Esa vehemente antipatía

Nadie renuncia al placer de odiar, la simpatía y la aversión son inherentes al temperamento, sostienen el andamio emocional. Abominación y aprecio son una sola cosa, sustancia bipolar, quizá es por eso que ha fracasado la propuesta de Voltaire para remediar el insano deporte de la discordia: tolerarnos mutuamente. Al fin y al cabo, dijo el pensador francés, “somos débiles, inconsecuentes, y sujetos a la mutabilidad y el error” (Diccionario filosófico).

La abominación y el repudio son elementos naturales, sí, pero para alcanzar aquel estadio del que también habló Voltaire, la alteridad, es necesario conciliar el peso de cada impulso y, sobre todo, razonar nuestros aprecios y ojerizas. Con solo meditar por qué algo o alguien nos es grato o desagradable podríamos toparnos con la verdadera esencia de lo que hay dentro de nosotros aunque, posiblemente, no nos guste lo que lleguemos a encontrar.

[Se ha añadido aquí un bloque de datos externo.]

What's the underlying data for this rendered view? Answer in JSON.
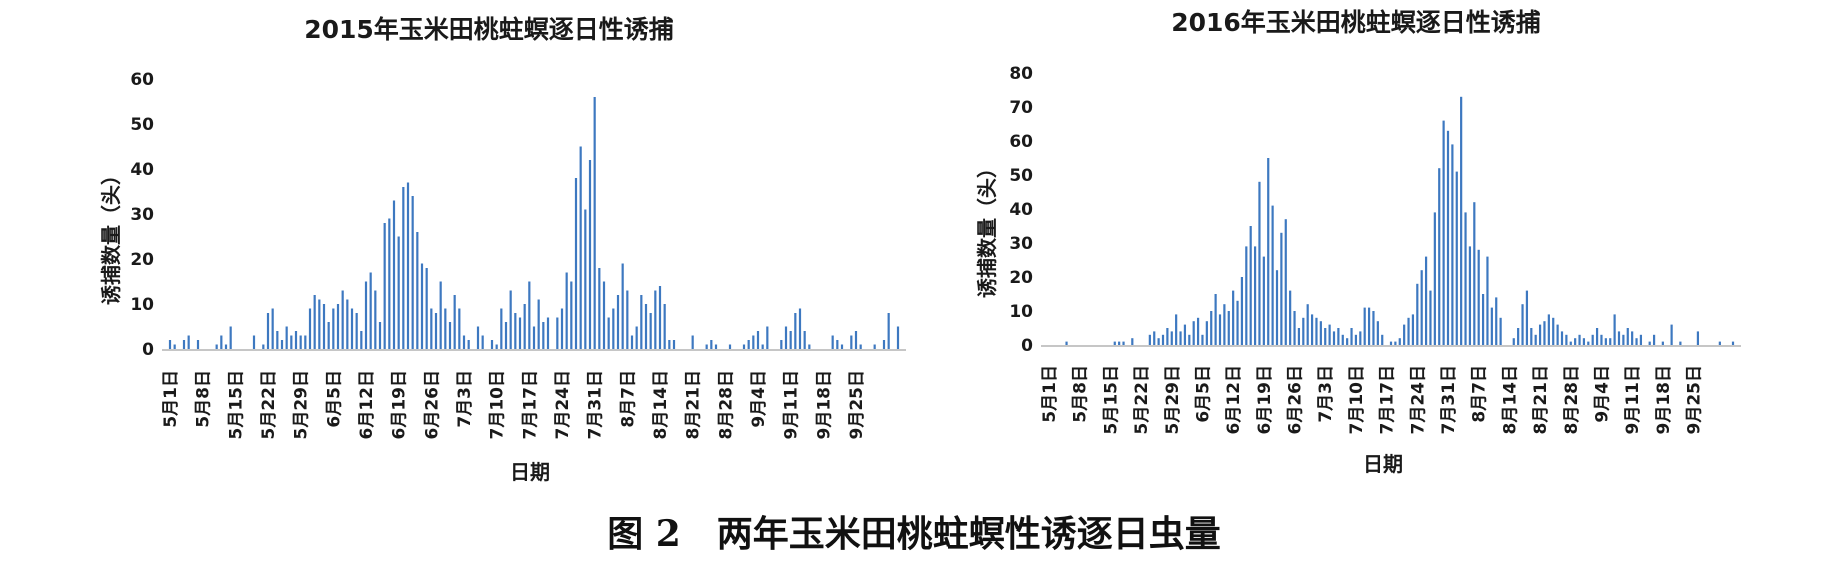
{
  "figure_caption": "图 2　两年玉米田桃蛀螟性诱逐日虫量",
  "colors": {
    "bar": "#3d78c0",
    "axis": "#8c8c8c",
    "text": "#1a1a1a"
  },
  "chart_data": [
    {
      "type": "bar",
      "title": "2015年玉米田桃蛀螟逐日性诱捕",
      "xlabel": "日期",
      "ylabel": "诱捕数量（头）",
      "ylim": [
        0,
        60
      ],
      "yticks": [
        0,
        10,
        20,
        30,
        40,
        50,
        60
      ],
      "tick_labels": [
        "5月1日",
        "5月8日",
        "5月15日",
        "5月22日",
        "5月29日",
        "6月5日",
        "6月12日",
        "6月19日",
        "6月26日",
        "7月3日",
        "7月10日",
        "7月17日",
        "7月24日",
        "7月31日",
        "8月7日",
        "8月14日",
        "8月21日",
        "8月28日",
        "9月4日",
        "9月11日",
        "9月18日",
        "9月25日"
      ],
      "tick_positions": [
        0,
        7,
        14,
        21,
        28,
        35,
        42,
        49,
        56,
        63,
        70,
        77,
        84,
        91,
        98,
        105,
        112,
        119,
        126,
        133,
        140,
        147
      ],
      "grid": false,
      "legend": "none",
      "x_start": "5月1日",
      "values": [
        2,
        1,
        0,
        2,
        3,
        0,
        2,
        0,
        0,
        0,
        1,
        3,
        1,
        5,
        0,
        0,
        0,
        0,
        3,
        0,
        1,
        8,
        9,
        4,
        2,
        5,
        3,
        4,
        3,
        3,
        9,
        12,
        11,
        10,
        6,
        9,
        10,
        13,
        11,
        9,
        8,
        4,
        15,
        17,
        13,
        6,
        28,
        29,
        33,
        25,
        36,
        37,
        34,
        26,
        19,
        18,
        9,
        8,
        15,
        9,
        6,
        12,
        9,
        3,
        2,
        0,
        5,
        3,
        0,
        2,
        1,
        9,
        6,
        13,
        8,
        7,
        10,
        15,
        5,
        11,
        6,
        7,
        0,
        7,
        9,
        17,
        15,
        38,
        45,
        31,
        42,
        56,
        18,
        15,
        7,
        9,
        12,
        19,
        13,
        3,
        5,
        12,
        10,
        8,
        13,
        14,
        10,
        2,
        2,
        0,
        0,
        0,
        3,
        0,
        0,
        1,
        2,
        1,
        0,
        0,
        1,
        0,
        0,
        1,
        2,
        3,
        4,
        1,
        5,
        0,
        0,
        2,
        5,
        4,
        8,
        9,
        4,
        1,
        0,
        0,
        0,
        0,
        3,
        2,
        1,
        0,
        3,
        4,
        1,
        0,
        0,
        1,
        0,
        2,
        8,
        0,
        5
      ]
    },
    {
      "type": "bar",
      "title": "2016年玉米田桃蛀螟逐日性诱捕",
      "xlabel": "日期",
      "ylabel": "诱捕数量（头）",
      "ylim": [
        0,
        80
      ],
      "yticks": [
        0,
        10,
        20,
        30,
        40,
        50,
        60,
        70,
        80
      ],
      "tick_labels": [
        "5月1日",
        "5月8日",
        "5月15日",
        "5月22日",
        "5月29日",
        "6月5日",
        "6月12日",
        "6月19日",
        "6月26日",
        "7月3日",
        "7月10日",
        "7月17日",
        "7月24日",
        "7月31日",
        "8月7日",
        "8月14日",
        "8月21日",
        "8月28日",
        "9月4日",
        "9月11日",
        "9月18日",
        "9月25日"
      ],
      "tick_positions": [
        0,
        7,
        14,
        21,
        28,
        35,
        42,
        49,
        56,
        63,
        70,
        77,
        84,
        91,
        98,
        105,
        112,
        119,
        126,
        133,
        140,
        147
      ],
      "grid": false,
      "legend": "none",
      "x_start": "5月1日",
      "values": [
        0,
        0,
        0,
        0,
        1,
        0,
        0,
        0,
        0,
        0,
        0,
        0,
        0,
        0,
        0,
        1,
        1,
        1,
        0,
        2,
        0,
        0,
        0,
        3,
        4,
        2,
        3,
        5,
        4,
        9,
        4,
        6,
        3,
        7,
        8,
        3,
        7,
        10,
        15,
        9,
        12,
        10,
        16,
        13,
        20,
        29,
        35,
        29,
        48,
        26,
        55,
        41,
        22,
        33,
        37,
        16,
        10,
        5,
        8,
        12,
        9,
        8,
        7,
        5,
        6,
        4,
        5,
        3,
        2,
        5,
        3,
        4,
        11,
        11,
        10,
        7,
        3,
        0,
        1,
        1,
        2,
        6,
        8,
        9,
        18,
        22,
        26,
        16,
        39,
        52,
        66,
        63,
        59,
        51,
        73,
        39,
        29,
        42,
        28,
        15,
        26,
        11,
        14,
        8,
        0,
        0,
        2,
        5,
        12,
        16,
        5,
        3,
        6,
        7,
        9,
        8,
        6,
        4,
        3,
        1,
        2,
        3,
        2,
        1,
        3,
        5,
        3,
        2,
        2,
        9,
        4,
        3,
        5,
        4,
        2,
        3,
        0,
        1,
        3,
        0,
        1,
        0,
        6,
        0,
        1,
        0,
        0,
        0,
        4,
        0,
        0,
        0,
        0,
        1,
        0,
        0,
        1
      ]
    }
  ]
}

Últimamente, la antipatía avasalla a la afinidad en medios y redes. Es el potingue que más se expele, el que envenena los extraños eslabones del pacto social pues la hostilidad es expansiva: al expresar la malquerencia por alguien o algo se ataca frontalmente a los adeptos de ese alguien o algo, porque es más común que los argumentos de la repulsa sean escasos o incluso inexistentes, se insulta a mansalva o se menosprecia o vitupera con gratuidad y sin sentido, se obvian ciertos detalles o se ningunean virtudes, se defienden figuras o hechos impresentables en aras de denigrar a los opuestos.

Ejemplos sobran: en el todavía fresco affaire de Carmen Aristegui–MVS, alguien filtró las facturas de los pagos que la periodista recibía por su programa —asunto de privados y no de interés público, vale la pena recordar—, lo que enardeció la inquina de sus detractores, colegas periodistas la mayoría de ellos, para los que los honorarios incriminan mientras que las transas de la política son perfectamente comprensibles. La muerte de Eduardo Galeano también sirvió para practicar la tirria en ciertos espacios de opinión, se le tildó de “santón” de izquierda, de explotador de causas y movimientos, se despreció su obra sin tomar en cuenta que, por ejemplo, Las venas abiertas de América Latina surgió en un contexto de dictaduras militares auspiciadas por Estados Unidos (el triángulo Argentina–Uruguay–Chile), que formó parte de una mirada generacional completamente diferente a la de estos días. Y sí, tal vez el libro de Galeano ahora sea un panfleto demodé pero es imposible negar el impacto que generó entre continentes.

También está el caso de Günter Grass. Su reclutamiento en las Warffen–SS del Reich a los 17 años, episodio que él mismo relató en sus memorias, se convirtió en una mácula que lo persiguió denodadamente, un crimen del que él no era del todo responsable. No obstante, todavía hay quienes sostienen que Grass fue un tipo indigno de la admiración y el reconocimiento.

La antipatía podría ser beneficiosa para una sociedad tan compleja, tan diversa, basta con pensar en un cuerpo estreñido. Si no evacuamos la ponzoña, lo más probable sea que ese organismo llegue a la implosión pero quizá sus propiedades lenitivas serían mejores si se argumentara (o razonara) la propia repugnancia. Diseminar la aversión con puros dicterios solo alimenta más encono, cuando el disenso nos mueve a esclarecer las ideas contrarias y solo nos topamos con incontables necedades.